Клод Дюфрен - Великие любовницы
Но тут над Луизой нависла новая опасность в лице аппетитной на вид фрейлины королевы Анны де Ламот-Уданкур. Все та же, решительно-неутомимая, Олимпия де Суассон подсунула дамочку Людовику, а тот и клюнул на эту удочку, несмотря на любовь к Луизе: однолюбом Король-Солнце никогда не был. Для того чтобы сильнее возбудить интерес к себе своего венценосного воздыхателя, его новая пассия использовала игру на контрастах, то разогревая его чувства, то охлаждая их. Она писала королю страстные любовные письма, а когда он пытался перейти к действиям, она остывала. Она заявила ему, что уступит… только в том случае, если он бросит мадемуазель де Лавальер! Людовик оказался в очень трудном положении, когда нужно было выбирать между желаниями и чувствами. И тогда мать в очередной раз открыла ему глаза.

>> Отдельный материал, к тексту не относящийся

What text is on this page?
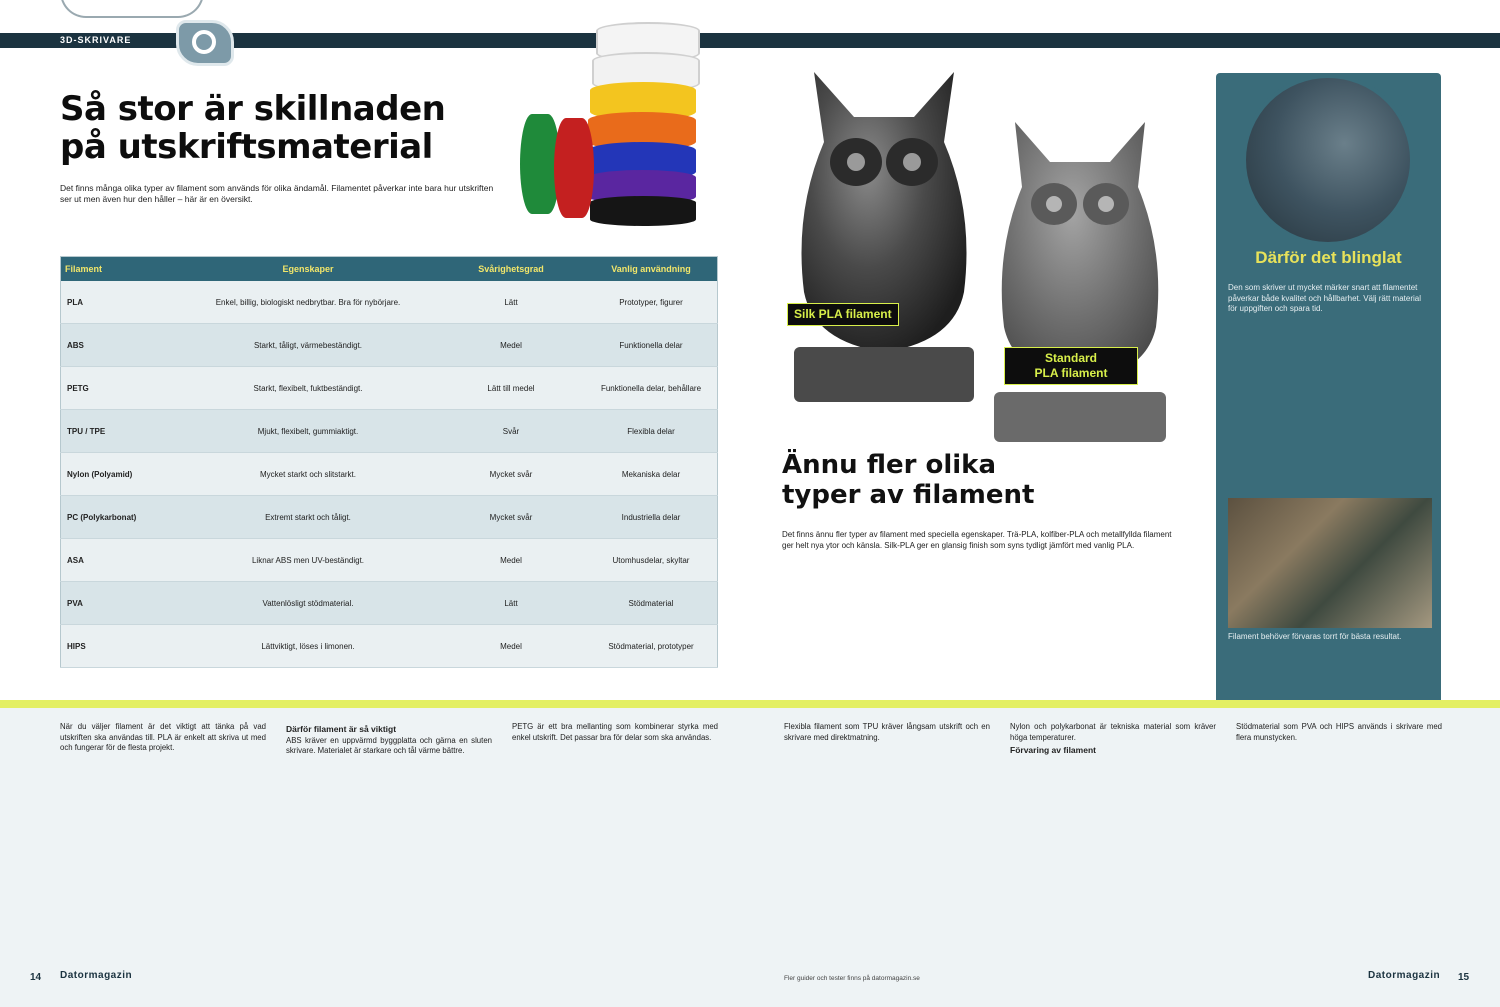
3D-SKRIVARE
Så stor är skillnaden
på utskriftsmaterial
Det finns många olika typer av filament som används för olika ändamål. Filamentet påverkar inte bara hur utskriften ser ut men även hur den håller – här är en översikt.
Filament	Egenskaper	Svårighetsgrad	Vanlig användning
PLA	Enkel, billig, biologiskt nedbrytbar. Bra för nybörjare.	Lätt	Prototyper, figurer
ABS	Starkt, tåligt, värmebeständigt.	Medel	Funktionella delar
PETG	Starkt, flexibelt, fuktbeständigt.	Lätt till medel	Funktionella delar, behållare
TPU / TPE	Mjukt, flexibelt, gummiaktigt.	Svår	Flexibla delar
Nylon (Polyamid)	Mycket starkt och slitstarkt.	Mycket svår	Mekaniska delar
PC (Polykarbonat)	Extremt starkt och tåligt.	Mycket svår	Industriella delar
ASA	Liknar ABS men UV-beständigt.	Medel	Utomhusdelar, skyltar
PVA	Vattenlösligt stödmaterial.	Lätt	Stödmaterial
HIPS	Lättviktigt, löses i limonen.	Medel	Stödmaterial, prototyper
Silk PLA filament
Standard
PLA filament
Ännu fler olika
typer av filament
Det finns ännu fler typer av filament med speciella egenskaper. Trä-PLA, kolfiber-PLA och metallfyllda filament ger helt nya ytor och känsla. Silk-PLA ger en glansig finish som syns tydligt jämfört med vanlig PLA.
Därför det blinglat
Den som skriver ut mycket märker snart att filamentet påverkar både kvalitet och hållbarhet. Välj rätt material för uppgiften och spara tid.
Filament behöver förvaras torrt för bästa resultat.
När du väljer filament är det viktigt att tänka på vad utskriften ska användas till. PLA är enkelt att skriva ut med och fungerar för de flesta projekt.
Därför filament är så viktigt
ABS kräver en uppvärmd byggplatta och gärna en sluten skrivare. Materialet är starkare och tål värme bättre.
PETG är ett bra mellanting som kombinerar styrka med enkel utskrift. Det passar bra för delar som ska användas.
Flexibla filament som TPU kräver långsam utskrift och en skrivare med direktmatning.
Nylon och polykarbonat är tekniska material som kräver höga temperaturer.
Förvaring av filament
Stödmaterial som PVA och HIPS används i skrivare med flera munstycken.
14 Datormagazin	Fler guider och tester finns på datormagazin.se	Datormagazin 15
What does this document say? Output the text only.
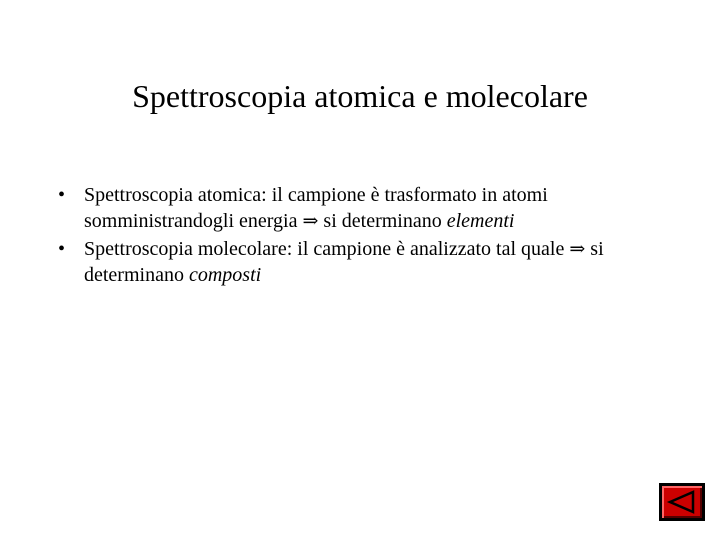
Spettroscopia atomica e molecolare
• Spettroscopia atomica: il campione è trasformato in atomi somministrandogli energia ⇒ si determinano elementi
• Spettroscopia molecolare: il campione è analizzato tal quale ⇒ si determinano composti
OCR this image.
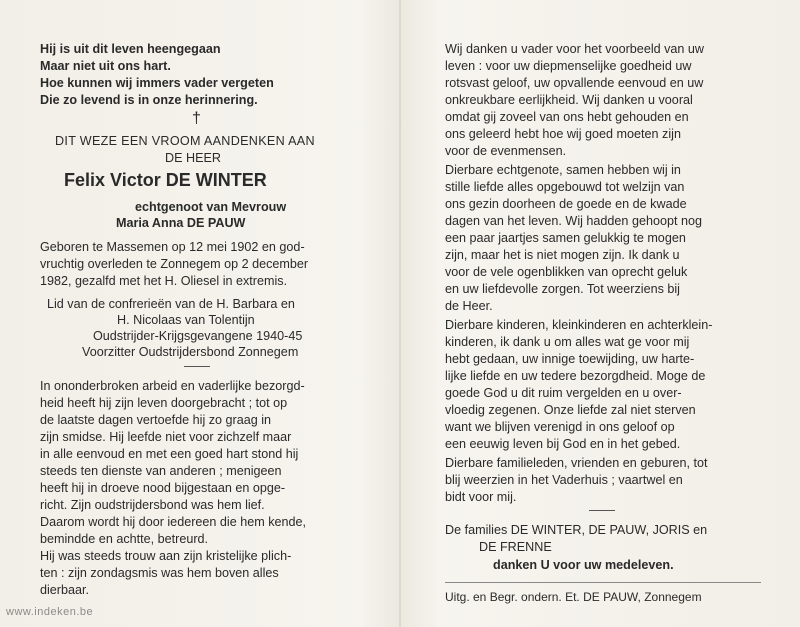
Hij is uit dit leven heengegaan
Maar niet uit ons hart.
Hoe kunnen wij immers vader vergeten
Die zo levend is in onze herinnering.
†
DIT WEZE EEN VROOM AANDENKEN AAN
DE HEER
Felix Victor DE WINTER
echtgenoot van Mevrouw
Maria Anna DE PAUW
Geboren te Massemen op 12 mei 1902 en god-
vruchtig overleden te Zonnegem op 2 december
1982, gezalfd met het H. Oliesel in extremis.
Lid van de confrerieën van de H. Barbara en
H. Nicolaas van Tolentijn
Oudstrijder-Krijgsgevangene 1940-45
Voorzitter Oudstrijdersbond Zonnegem
In ononderbroken arbeid en vaderlijke bezorgd-
heid heeft hij zijn leven doorgebracht ; tot op
de laatste dagen vertoefde hij zo graag in
zijn smidse. Hij leefde niet voor zichzelf maar
in alle eenvoud en met een goed hart stond hij
steeds ten dienste van anderen ; menigeen
heeft hij in droeve nood bijgestaan en opge-
richt. Zijn oudstrijdersbond was hem lief.
Daarom wordt hij door iedereen die hem kende,
bemindde en achtte, betreurd.
Hij was steeds trouw aan zijn kristelijke plich-
ten : zijn zondagsmis was hem boven alles
dierbaar.
www.indeken.be
Wij danken u vader voor het voorbeeld van uw
leven : voor uw diepmenselijke goedheid uw
rotsvast geloof, uw opvallende eenvoud en uw
onkreukbare eerlijkheid. Wij danken u vooral
omdat gij zoveel van ons hebt gehouden en
ons geleerd hebt hoe wij goed moeten zijn
voor de evenmensen.
Dierbare echtgenote, samen hebben wij in
stille liefde alles opgebouwd tot welzijn van
ons gezin doorheen de goede en de kwade
dagen van het leven. Wij hadden gehoopt nog
een paar jaartjes samen gelukkig te mogen
zijn, maar het is niet mogen zijn. Ik dank u
voor de vele ogenblikken van oprecht geluk
en uw liefdevolle zorgen. Tot weerziens bij
de Heer.
Dierbare kinderen, kleinkinderen en achterklein-
kinderen, ik dank u om alles wat ge voor mij
hebt gedaan, uw innige toewijding, uw harte-
lijke liefde en uw tedere bezorgdheid. Moge de
goede God u dit ruim vergelden en u over-
vloedig zegenen. Onze liefde zal niet sterven
want we blijven verenigd in ons geloof op
een eeuwig leven bij God en in het gebed.
Dierbare familieleden, vrienden en geburen, tot
blij weerzien in het Vaderhuis ; vaartwel en
bidt voor mij.
De families DE WINTER, DE PAUW, JORIS en
DE FRENNE
danken U voor uw medeleven.
Uitg. en Begr. ondern. Et. DE PAUW, Zonnegem
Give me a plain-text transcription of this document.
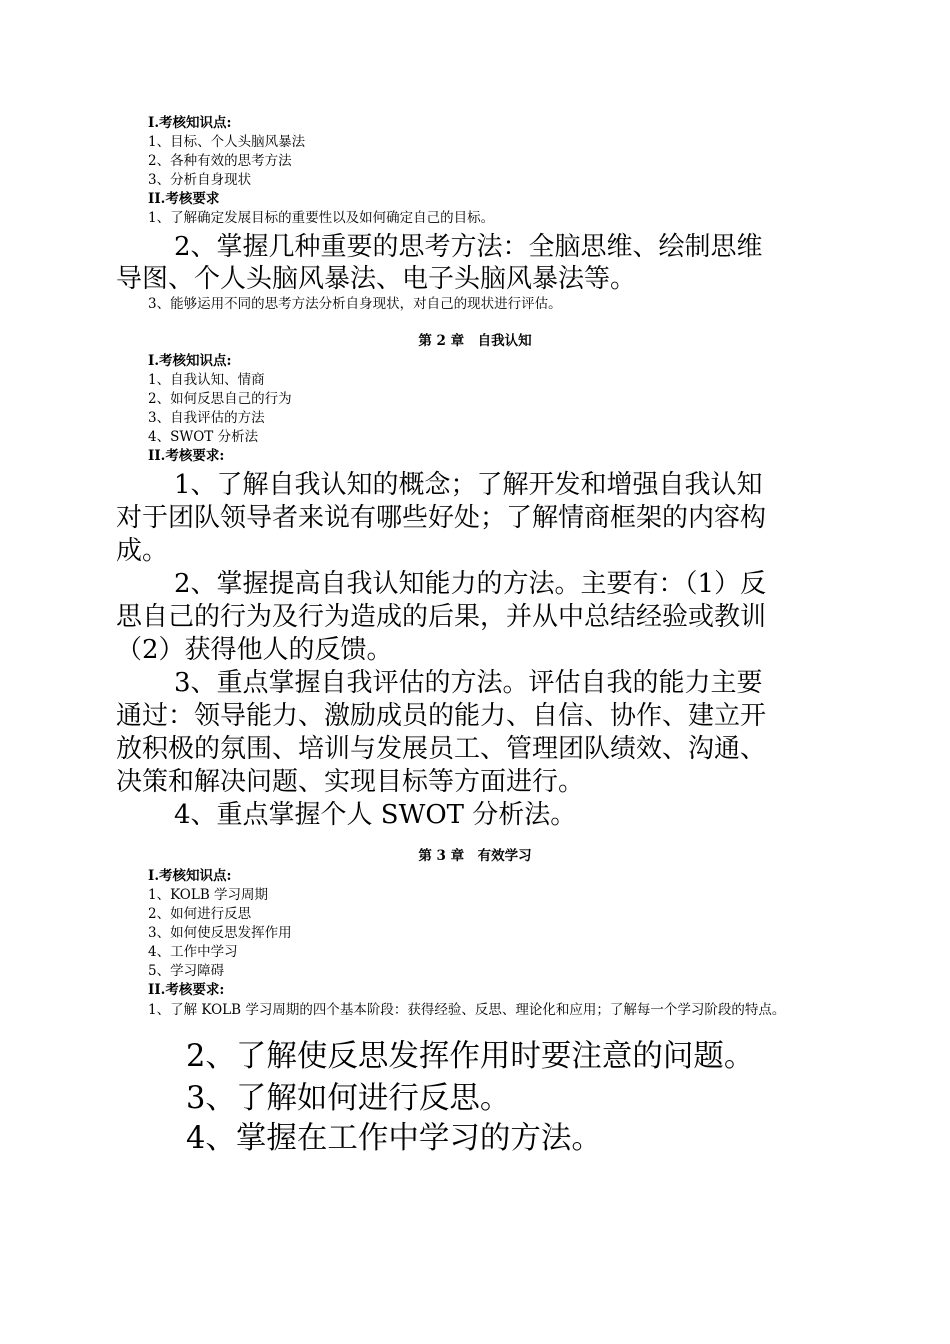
I.考核知识点:
1、目标、个人头脑风暴法
2、各种有效的思考方法
3、分析自身现状
II.考核要求
1、了解确定发展目标的重要性以及如何确定自己的目标。
2、掌握几种重要的思考方法：全脑思维、绘制思维
导图、个人头脑风暴法、电子头脑风暴法等。
3、能够运用不同的思考方法分析自身现状，对自己的现状进行评估。
第 2 章　自我认知
I.考核知识点:
1、自我认知、情商
2、如何反思自己的行为
3、自我评估的方法
4、SWOT 分析法
II.考核要求:
1、了解自我认知的概念；了解开发和增强自我认知
对于团队领导者来说有哪些好处；了解情商框架的内容构
成。
2、掌握提高自我认知能力的方法。主要有：（1）反
思自己的行为及行为造成的后果，并从中总结经验或教训
（2）获得他人的反馈。
3、重点掌握自我评估的方法。评估自我的能力主要
通过：领导能力、激励成员的能力、自信、协作、建立开
放积极的氛围、培训与发展员工、管理团队绩效、沟通、
决策和解决问题、实现目标等方面进行。
4、重点掌握个人 SWOT 分析法。
第 3 章　有效学习
I.考核知识点:
1、KOLB 学习周期
2、如何进行反思
3、如何使反思发挥作用
4、工作中学习
5、学习障碍
II.考核要求:
1、了解 KOLB 学习周期的四个基本阶段：获得经验、反思、理论化和应用；了解每一个学习阶段的特点。
2、了解使反思发挥作用时要注意的问题。
3、了解如何进行反思。
4、掌握在工作中学习的方法。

Выбрав наименьшее зло, она поняла, что королевству ничего не угрожало со стороны честной и совестливой Луизы, и поэтому без труда убедила сына в том, что им просто играли. Оскорбленный король вернулся к Луизе, которую эта история заставила сильно страдать и которая была на седьмом небе от того, что любимый снова вернулся к ней, и вернулся, еще сильнее пылая страстью, как это всегда бывало после каждого его приключения на стороне… До того самого дня, когда одним из этих «приключений» не стала Франсуаза-Атенаис де Монтеспан…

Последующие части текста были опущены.